The Daily Iowan; Photo by Ben Al
Iowa is 27 games into its season. There are four regular-season games remaining on the Hawkeyes’ schedule before the Big Ten Tournament tips off at the end of February.
Last season at this time, head coach Fran McCaffery had his starting lineup set in stone. This season, however, is a different story. The coach hasn’t shied away from switching up his starting five, but he found some consistency during Big Ten play.
That changed when McCaffery opted to start Ahmad Wagner over Nicholas Baer in Iowa’s 82-64 loss at Ohio State on Feb. 10. The coach noted in his teleconference on Tuesday that he still wanted Baer coming off the bench, but he wasn’t set on Wagner receiving the starting nod for a second-straight game.
McCaffery explained that he started Wagner as a matchup he believed would have worked well against Ohio State’s sensational Keita Bates-Diop, who dropped 27 points when the two teams faced earlier this season. But that raises the question: Is Iowa’s best bet to defeat opponents through defense?

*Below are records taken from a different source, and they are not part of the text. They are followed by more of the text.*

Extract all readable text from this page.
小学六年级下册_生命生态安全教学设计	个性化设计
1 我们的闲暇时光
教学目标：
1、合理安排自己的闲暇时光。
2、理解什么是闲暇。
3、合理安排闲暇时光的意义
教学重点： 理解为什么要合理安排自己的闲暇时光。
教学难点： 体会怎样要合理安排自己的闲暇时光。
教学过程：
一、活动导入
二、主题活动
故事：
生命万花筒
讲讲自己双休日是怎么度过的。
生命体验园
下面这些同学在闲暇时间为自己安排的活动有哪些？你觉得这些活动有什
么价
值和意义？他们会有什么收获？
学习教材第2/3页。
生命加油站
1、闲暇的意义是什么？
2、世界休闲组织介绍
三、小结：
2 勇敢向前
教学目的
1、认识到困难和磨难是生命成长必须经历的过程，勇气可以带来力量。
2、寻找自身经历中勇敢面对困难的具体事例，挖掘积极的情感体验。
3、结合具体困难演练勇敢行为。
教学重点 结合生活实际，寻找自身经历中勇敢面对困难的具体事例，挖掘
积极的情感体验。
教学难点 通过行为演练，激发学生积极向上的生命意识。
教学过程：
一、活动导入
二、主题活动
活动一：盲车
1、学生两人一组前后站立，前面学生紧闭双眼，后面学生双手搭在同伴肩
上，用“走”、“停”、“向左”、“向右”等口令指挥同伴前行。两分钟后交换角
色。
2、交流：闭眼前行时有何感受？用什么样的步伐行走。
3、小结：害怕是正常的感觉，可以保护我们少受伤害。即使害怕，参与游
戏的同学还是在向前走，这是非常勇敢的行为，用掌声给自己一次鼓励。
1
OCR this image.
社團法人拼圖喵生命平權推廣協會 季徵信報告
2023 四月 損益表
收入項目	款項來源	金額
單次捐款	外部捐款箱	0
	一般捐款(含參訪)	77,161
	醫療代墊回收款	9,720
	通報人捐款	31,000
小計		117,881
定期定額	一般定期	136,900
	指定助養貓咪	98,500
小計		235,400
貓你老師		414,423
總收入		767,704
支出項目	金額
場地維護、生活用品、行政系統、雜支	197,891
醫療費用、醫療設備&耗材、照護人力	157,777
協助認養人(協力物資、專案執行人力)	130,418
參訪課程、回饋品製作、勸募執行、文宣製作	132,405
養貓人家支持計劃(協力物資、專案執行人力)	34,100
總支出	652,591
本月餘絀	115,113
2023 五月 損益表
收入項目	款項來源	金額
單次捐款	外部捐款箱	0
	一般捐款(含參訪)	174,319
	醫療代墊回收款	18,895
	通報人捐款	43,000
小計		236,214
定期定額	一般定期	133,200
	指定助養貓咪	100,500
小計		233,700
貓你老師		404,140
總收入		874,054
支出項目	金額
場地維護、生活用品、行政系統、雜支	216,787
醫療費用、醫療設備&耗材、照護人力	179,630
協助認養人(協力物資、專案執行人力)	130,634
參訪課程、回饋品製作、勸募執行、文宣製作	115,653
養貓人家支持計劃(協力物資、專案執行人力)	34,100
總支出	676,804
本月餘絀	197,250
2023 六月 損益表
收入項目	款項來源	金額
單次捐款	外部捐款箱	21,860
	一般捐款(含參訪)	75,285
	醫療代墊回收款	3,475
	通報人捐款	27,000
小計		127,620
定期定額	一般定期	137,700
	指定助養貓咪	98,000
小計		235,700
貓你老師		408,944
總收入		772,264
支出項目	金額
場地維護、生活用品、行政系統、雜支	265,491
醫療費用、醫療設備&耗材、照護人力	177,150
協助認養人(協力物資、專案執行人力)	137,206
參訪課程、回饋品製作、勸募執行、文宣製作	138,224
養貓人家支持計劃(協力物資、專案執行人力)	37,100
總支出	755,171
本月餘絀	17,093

“To solve the problem, you really have to do it from both ends — not just on the defensive end,” McCaffery said during his teleconference.
He noted after the Ohio State game that Iowa has shown flashes of good defense, but only in spurts; there has been little consistency all season long on that end of the floor.
Looking at some of Iowa’s best performances recently (the 85-67 win over Wisconsin, the 94-80 win over Minnesota, and the 96-93 loss to Michigan State), offense, not defense, has been the Hawkeye catalyst.
In the Ohio State loss, freshman forward Jack Nunge, whose name lived in the starting lineup earlier in the season but then his minutes dwindled into single digits, finally found his rhythm. The Indiana native scored 18 points off the bench in 21 minutes of action.
Defense isn’t Nunge’s strong suit; he’s a big man who stretches the floor and has the ability to knock down shots from long range. But Iowa needs another scorer to round out the starting five — Baer and Wagner aren’t those guys.
While McCaffery said he has yet to decide who will start alongside the usual four Hawkeyes tonight against Michigan, he noted that the team has a tendency to fall into defensive lapses, especially in transition when the offense can’t hit shots.
“I do think there’s a tendency to maybe drop off a little bit, but when we get sideways, whether that be with an offense that’s sputtering or some live ball turnovers, it seems to snowball,” he said. “There have been a number of games when there’s a run, or two runs … that really is the only difference in a game. They go on a 14-4 run, you end up losing by 10 or 12, that’s what it is.”
Failing to counter opponents’ runs has been a theme for Iowa this season, but taking a look at Iowa’s come-from-behind, overtime victory on the road against Illinois, the Hawkeyes did find a way to make shots, which sparked a recharged defensive effort.
“The thought process, obviously, is to really bear down at both ends,” McCaffery said. “[We need] to execute offense the way we want to and make sure we get a good shot without turning the ball over, because that always gives you an opportunity to get your defense back and in a decent position.”
Tipoff for the matchup against the Wolverines is slated for 5:30 p.m. in Ann Arbor. The last time Iowa and Michigan faced one another, on Jan. 2, the Wolverines gouged the Hawkeyes from all over the court. The Wolverines led by 18 at one point in the first half while shooting 62.1 percent.
The key for Iowa is quality offense, as its possessions — both good and bad — dictate what happens on defense.